SENHORAS E SENHORES PERMITAM-ME APRESENTAR-LHE… TARRACÁ.

[…] ladies and gentlemen, let me introduce you to…Tarracá. It was used by a Vale Tudo fighter who called himself “Rei Zulu” in the early 80´s here in Brazil; he kicked (better yet, throwed around) quite a few asses before getting tapped out by Rickson in 1984

(Senhoras e senhores, permitam-me apresentar-lhe… Tarracá. Ela foi usada por um lutador Vale Tudo que se autodenominava “Rei Zulu” no início dos anos 80 aqui no Brasil, ele chutou (melhor ainda, jogou cerca de) um grande bundas poucos antes de começar batido para fora por Rickson em 1984.) 

 in http://www.bullshido.net/forums/archive/index.php/t-51830.html

            Mestre Baé – da Federação de Capoeira[22] – responde e informa sobre o “ATARRACAR” em correspondência eletrônica,

Recebi seu Email, Com relação ao tema ATARRACAR; posso lhe adiantar o seguinte: desde criança tenho ouvido falar,assim como quase todos que também como eu sou da Baixada maranhense, grande parte da minha família é de Viana, Penalva, e Municípios vizinhos.
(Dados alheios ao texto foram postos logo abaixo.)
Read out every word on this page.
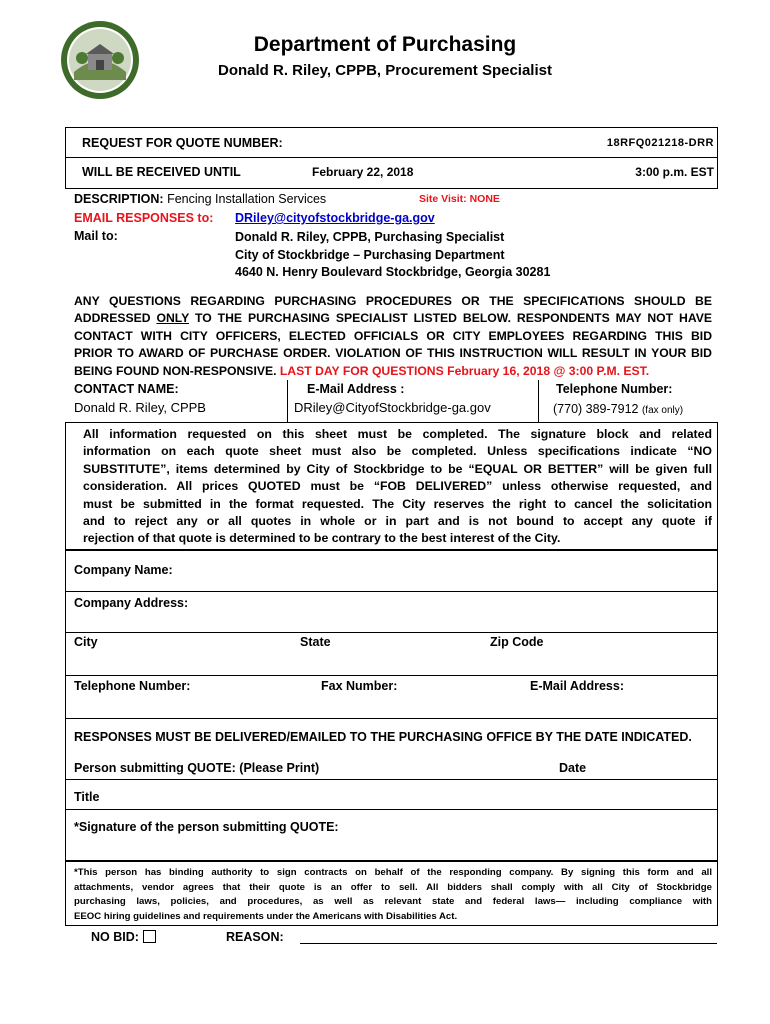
Department of Purchasing
Donald R. Riley, CPPB, Procurement Specialist
REQUEST FOR QUOTE NUMBER:	18RFQ021218-DRR
WILL BE RECEIVED UNTIL	February 22, 2018	3:00 p.m. EST
DESCRIPTION: Fencing Installation Services	Site Visit: NONE
EMAIL RESPONSES to: DRiley@cityofstockbridge-ga.gov
Mail to:	Donald R. Riley, CPPB, Purchasing Specialist
City of Stockbridge – Purchasing Department
4640 N. Henry Boulevard Stockbridge, Georgia 30281
ANY QUESTIONS REGARDING PURCHASING PROCEDURES OR THE SPECIFICATIONS SHOULD BE
ADDRESSED ONLY TO THE PURCHASING SPECIALIST LISTED BELOW. RESPONDENTS MAY NOT HAVE
CONTACT WITH CITY OFFICERS, ELECTED OFFICIALS OR CITY EMPLOYEES REGARDING THIS BID
PRIOR TO AWARD OF PURCHASE ORDER. VIOLATION OF THIS INSTRUCTION WILL RESULT IN YOUR BID
BEING FOUND NON-RESPONSIVE. LAST DAY FOR QUESTIONS February 16, 2018 @ 3:00 P.M. EST.
CONTACT NAME:
Donald R. Riley, CPPB
E-Mail Address :
DRiley@CityofStockbridge-ga.gov
Telephone Number:
(770) 389-7912 (fax only)
All information requested on this sheet must be completed. The signature block and related
information on each quote sheet must also be completed. Unless specifications indicate “NO
SUBSTITUTE”, items determined by City of Stockbridge to be “EQUAL OR BETTER” will be given full
consideration. All prices QUOTED must be “FOB DELIVERED” unless otherwise requested, and
must be submitted in the format requested. The City reserves the right to cancel the solicitation
and to reject any or all quotes in whole or in part and is not bound to accept any quote if
rejection of that quote is determined to be contrary to the best interest of the City.
Company Name:
Company Address:
City	State	Zip Code
Telephone Number:	Fax Number:	E-Mail Address:
RESPONSES MUST BE DELIVERED/EMAILED TO THE PURCHASING OFFICE BY THE DATE INDICATED.
Person submitting QUOTE: (Please Print)	Date
Title
*Signature of the person submitting QUOTE:
*This person has binding authority to sign contracts on behalf of the responding company. By signing this form and all
attachments, vendor agrees that their quote is an offer to sell. All bidders shall comply with all City of Stockbridge
purchasing laws, policies, and procedures, as well as relevant state and federal laws— including compliance with
EEOC hiring guidelines and requirements under the Americans with Disabilities Act.
NO BID:	REASON:
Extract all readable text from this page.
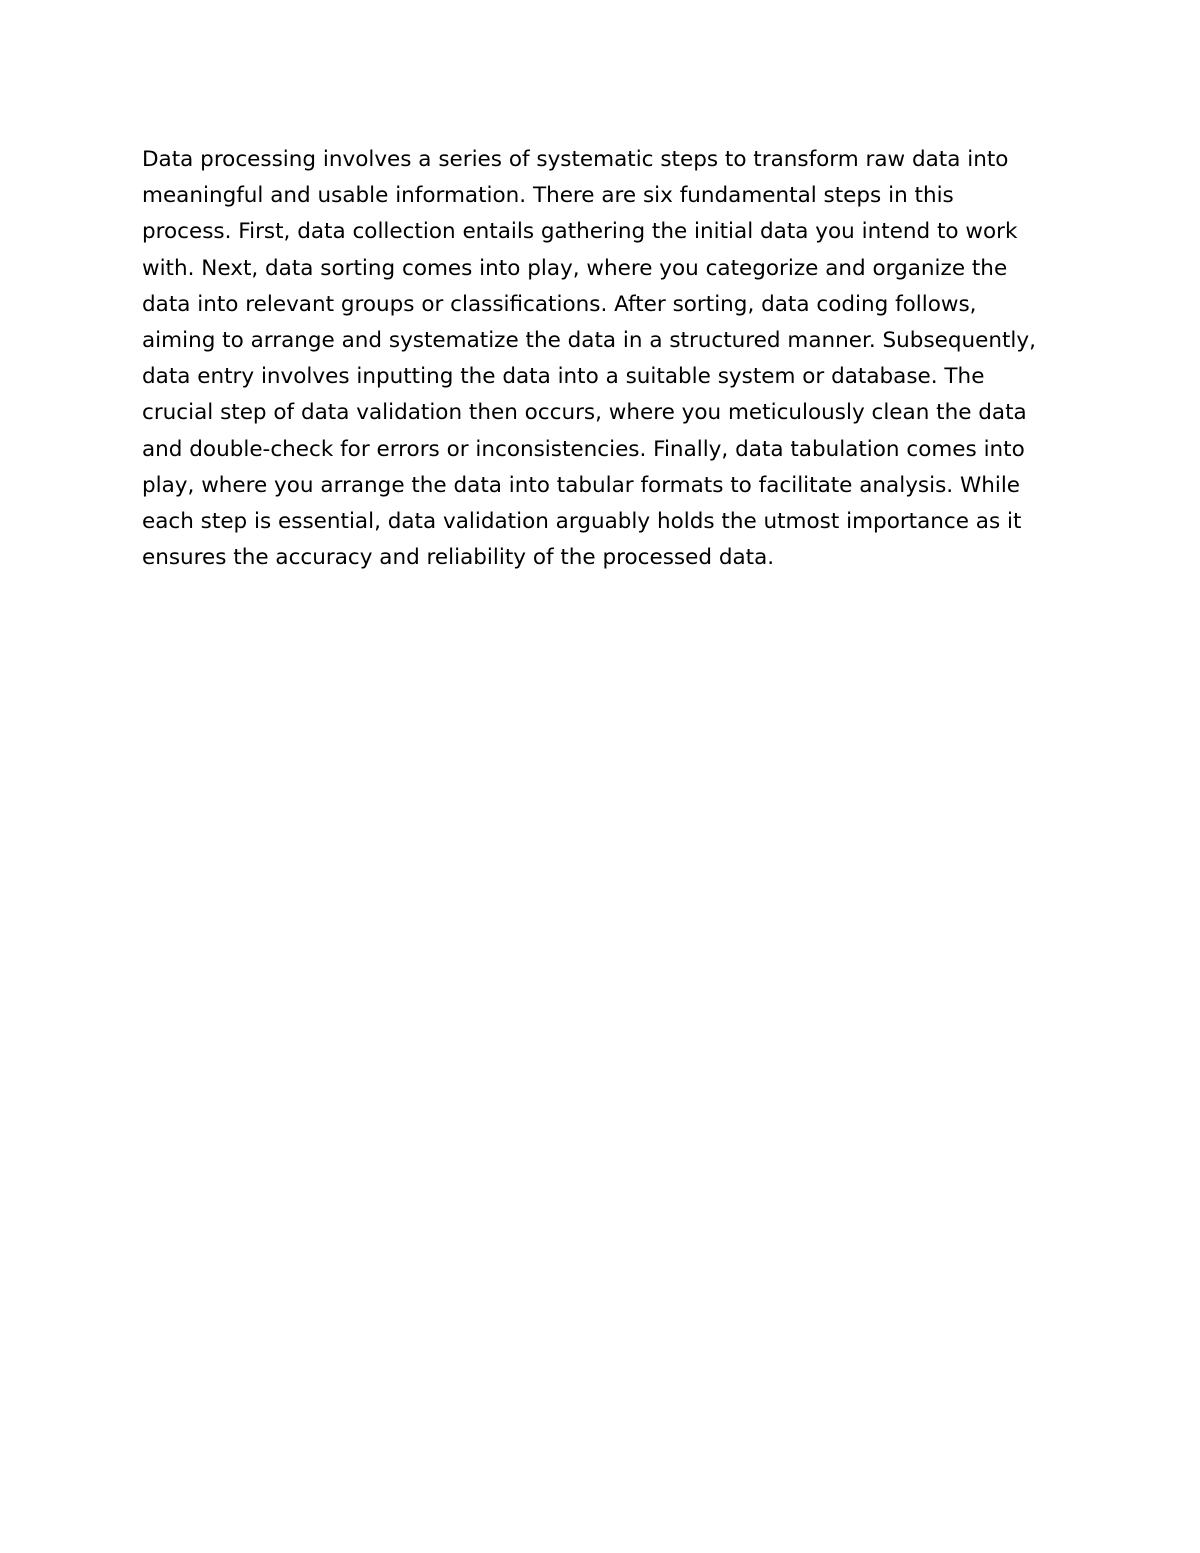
Data processing involves a series of systematic steps to transform raw data into
meaningful and usable information. There are six fundamental steps in this
process. First, data collection entails gathering the initial data you intend to work
with. Next, data sorting comes into play, where you categorize and organize the
data into relevant groups or classifications. After sorting, data coding follows,
aiming to arrange and systematize the data in a structured manner. Subsequently,
data entry involves inputting the data into a suitable system or database. The
crucial step of data validation then occurs, where you meticulously clean the data
and double-check for errors or inconsistencies. Finally, data tabulation comes into
play, where you arrange the data into tabular formats to facilitate analysis. While
each step is essential, data validation arguably holds the utmost importance as it
ensures the accuracy and reliability of the processed data.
Minha família sempre foi voltada para criação de gado e pescaria no interior, quando éramos crianças sempre a gente se atarracava um com o outro na beira do curral ou do rio e até no campo para ver quem era melhor de queda e isso porque a gente via os mais velhos fazerem também ,meus avós e tiso/avós falavam que isso sempre existiu o nome ATARRACAR e conhecido em vários interiores do Maranhão mas nunca ouvir dizer que era uma LUTA ou eu tenho lido algo afirmando ser luta, sempre foi o nome dado a forma de nos pegarmos para dar uma queda no outro em um corpo a corpo mais nunca foi denominado como luta até porque era baseada mais na força física e jeito de cada um pegar e arremessar o outro no chão através de uma queda.Luta pelo que eu tenho conhecimento possui técnica, bases, nomenclatura de movimentos, regras e etc..
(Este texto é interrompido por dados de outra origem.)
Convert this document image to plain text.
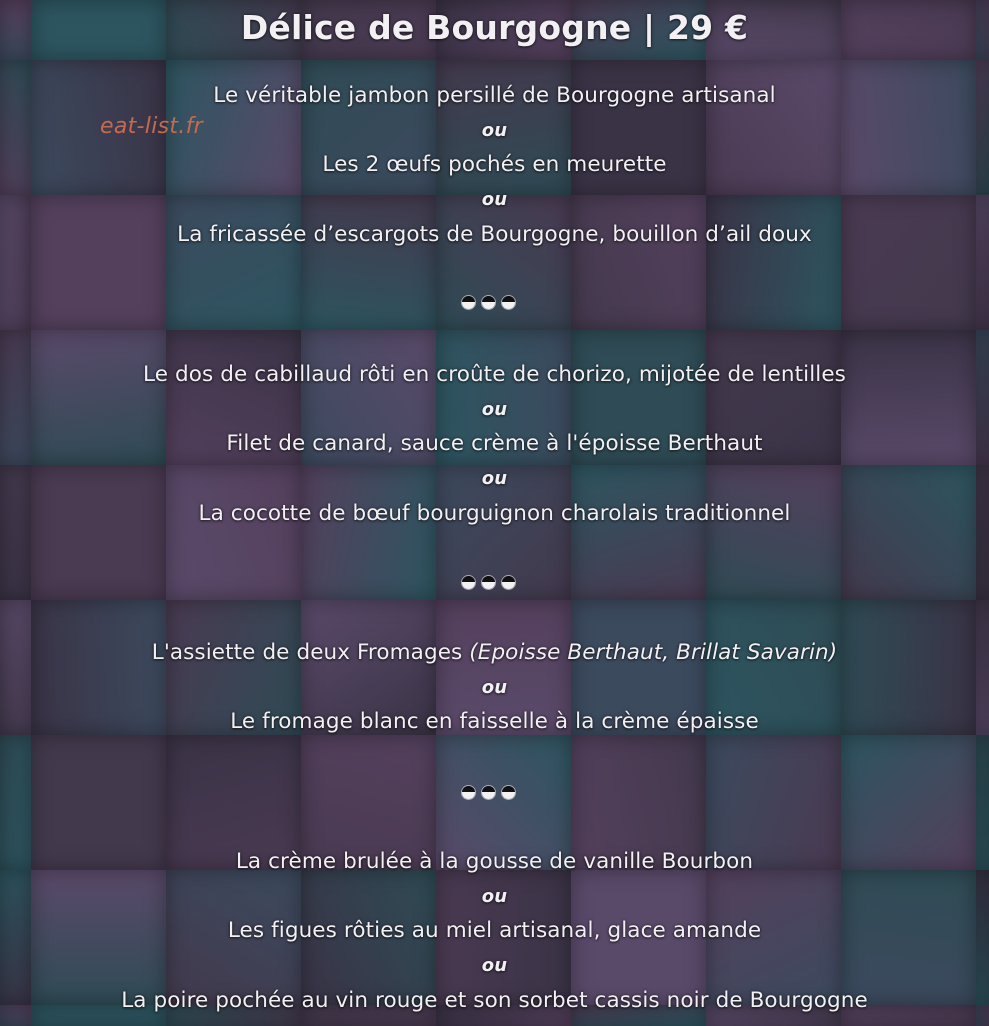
Délice de Bourgogne | 29 €
Le véritable jambon persillé de Bourgogne artisanal
ou
Les 2 œufs pochés en meurette
ou
La fricassée d’escargots de Bourgogne, bouillon d’ail doux
Le dos de cabillaud rôti en croûte de chorizo, mijotée de lentilles
ou
Filet de canard, sauce crème à l'époisse Berthaut
ou
La cocotte de bœuf bourguignon charolais traditionnel
L'assiette de deux Fromages (Epoisse Berthaut, Brillat Savarin)
ou
Le fromage blanc en faisselle à la crème épaisse
La crème brulée à la gousse de vanille Bourbon
ou
Les figues rôties au miel artisanal, glace amande
ou
La poire pochée au vin rouge et son sorbet cassis noir de Bourgogne
eat-list.fr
           Então, é uma tradição na Baixada, uma forma de movimento agonístico, em forma de luta, conforme Baé guarda em suas memórias. Este Mestre Capoeira não considera aquela brincadeira como luta, dado seu conhecimento da Capoeira, e sua sistematização.
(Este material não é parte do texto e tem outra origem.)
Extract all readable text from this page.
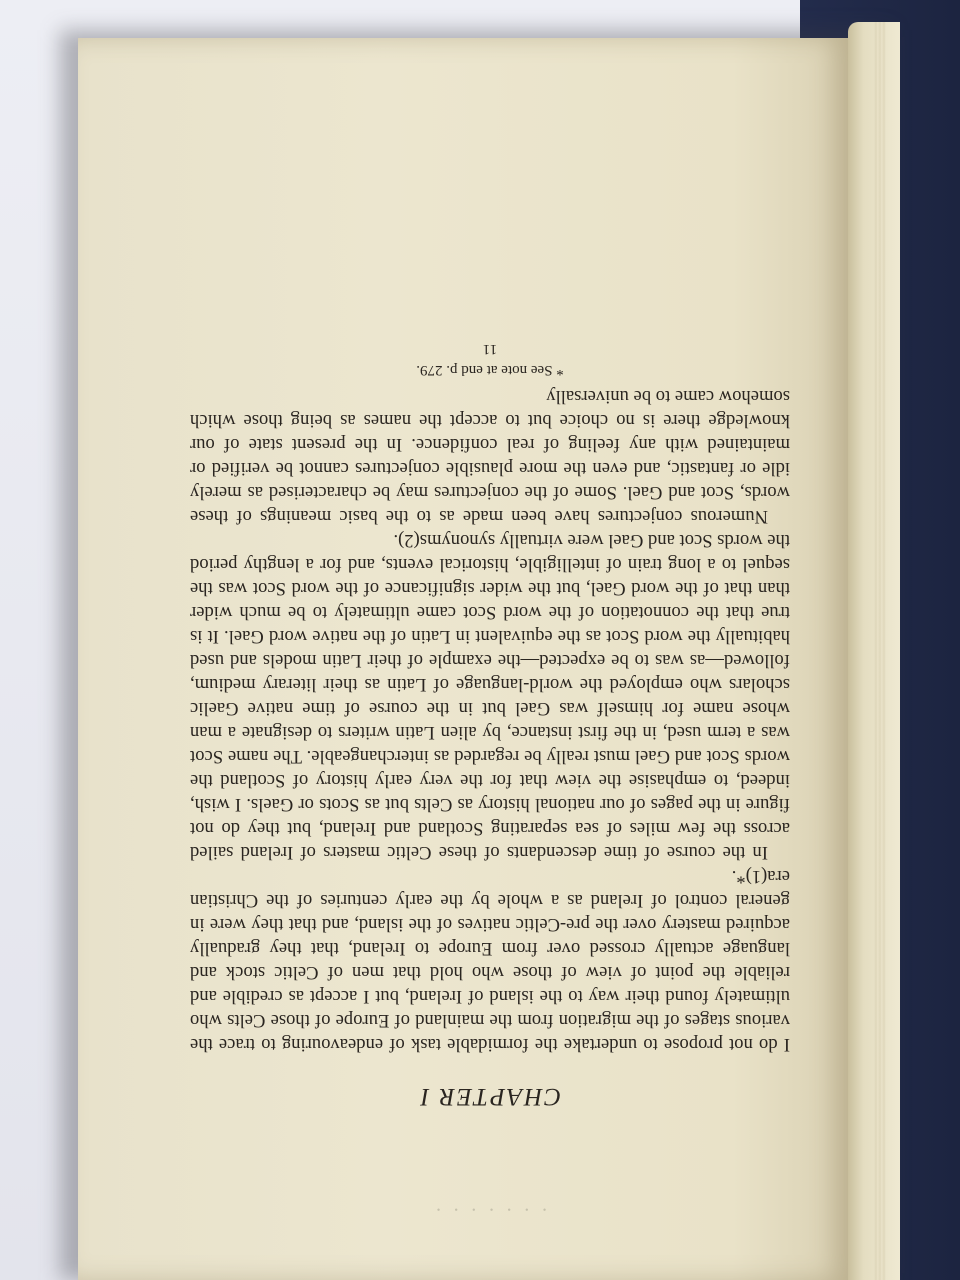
· · · · · · ·
CHAPTER I

I do not propose to undertake the formidable task of endeavouring to trace the various stages of the migration from the mainland of Europe of those Celts who ultimately found their way to the island of Ireland, but I accept as credible and reliable the point of view of those who hold that men of Celtic stock and language actually crossed over from Europe to Ireland, that they gradually acquired mastery over the pre-Celtic natives of the island, and that they were in general control of Ireland as a whole by the early centuries of the Christian era(1)*.

In the course of time descendants of these Celtic masters of Ireland sailed across the few miles of sea separating Scotland and Ireland, but they do not figure in the pages of our national history as Celts but as Scots or Gaels. I wish, indeed, to emphasise the view that for the very early history of Scotland the words Scot and Gael must really be regarded as interchangeable. The name Scot was a term used, in the first instance, by alien Latin writers to designate a man whose name for himself was Gael but in the course of time native Gaelic scholars who employed the world-language of Latin as their literary medium, followed—as was to be expected—the example of their Latin models and used habitually the word Scot as the equivalent in Latin of the native word Gael. It is true that the connotation of the word Scot came ultimately to be much wider than that of the word Gael, but the wider significance of the word Scot was the sequel to a long train of intelligible, historical events, and for a lengthy period the words Scot and Gael were virtually synonyms(2).

Numerous conjectures have been made as to the basic meanings of these words, Scot and Gael. Some of the conjectures may be characterised as merely idle or fantastic, and even the more plausible conjectures cannot be verified or maintained with any feeling of real confidence. In the present state of our knowledge there is no choice but to accept the names as being those which somehow came to be universally

* See note at end p. 279.

11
           Em outra correspondência, recebida de Mestre Marco Aurélio, em que indaguei sobre a busca da origem do “TARRACÁ”, estilo de luta livre (hoje seria MMA) adotado pelo lutador maranhense Zuluzinho, que aprendera com seu pai, o Rei Zulú; Zulu, criado em Pontal, no interior do Maranhão, onde aprendera uma luta cabocla praticada e ensinada por índios e negros da região: o Tarracá[23]:

Quanto ao Atarracado, desconheço sua presença no centro-sul do Maranhão, apesar de poder haver, mas é uma prática muito comum no centro-norte, pelo menos na região do Pindaré e na Baixada, nesta última, pelo que já ouvi de alguns capoeiras originários daquela região das águas falarem-me a respeito.

No que diz respeito à sua presença na região do Pindaré é fato, pois eu mesmo a praticava bastante, tendo sido ao longo do tempo, na qualidade de menino, e aí vai até meus doze (12) anos, a base de tudo o que sabia nas minhas ”brigas de rua”.

Apesar de ter nascido em São Luís, me criei, desde bebê, até os sete (07) anos de idade, na cidade de Pindaré-Mirim, outrora, Engenho Central, e em sua origem, Vila São Pedro. Como toda criança ribeirinha, as brincadeiras eram em torno do rio, dos lagos e igarapés, ou então nas várzeas, e aí, não faltavam os embates.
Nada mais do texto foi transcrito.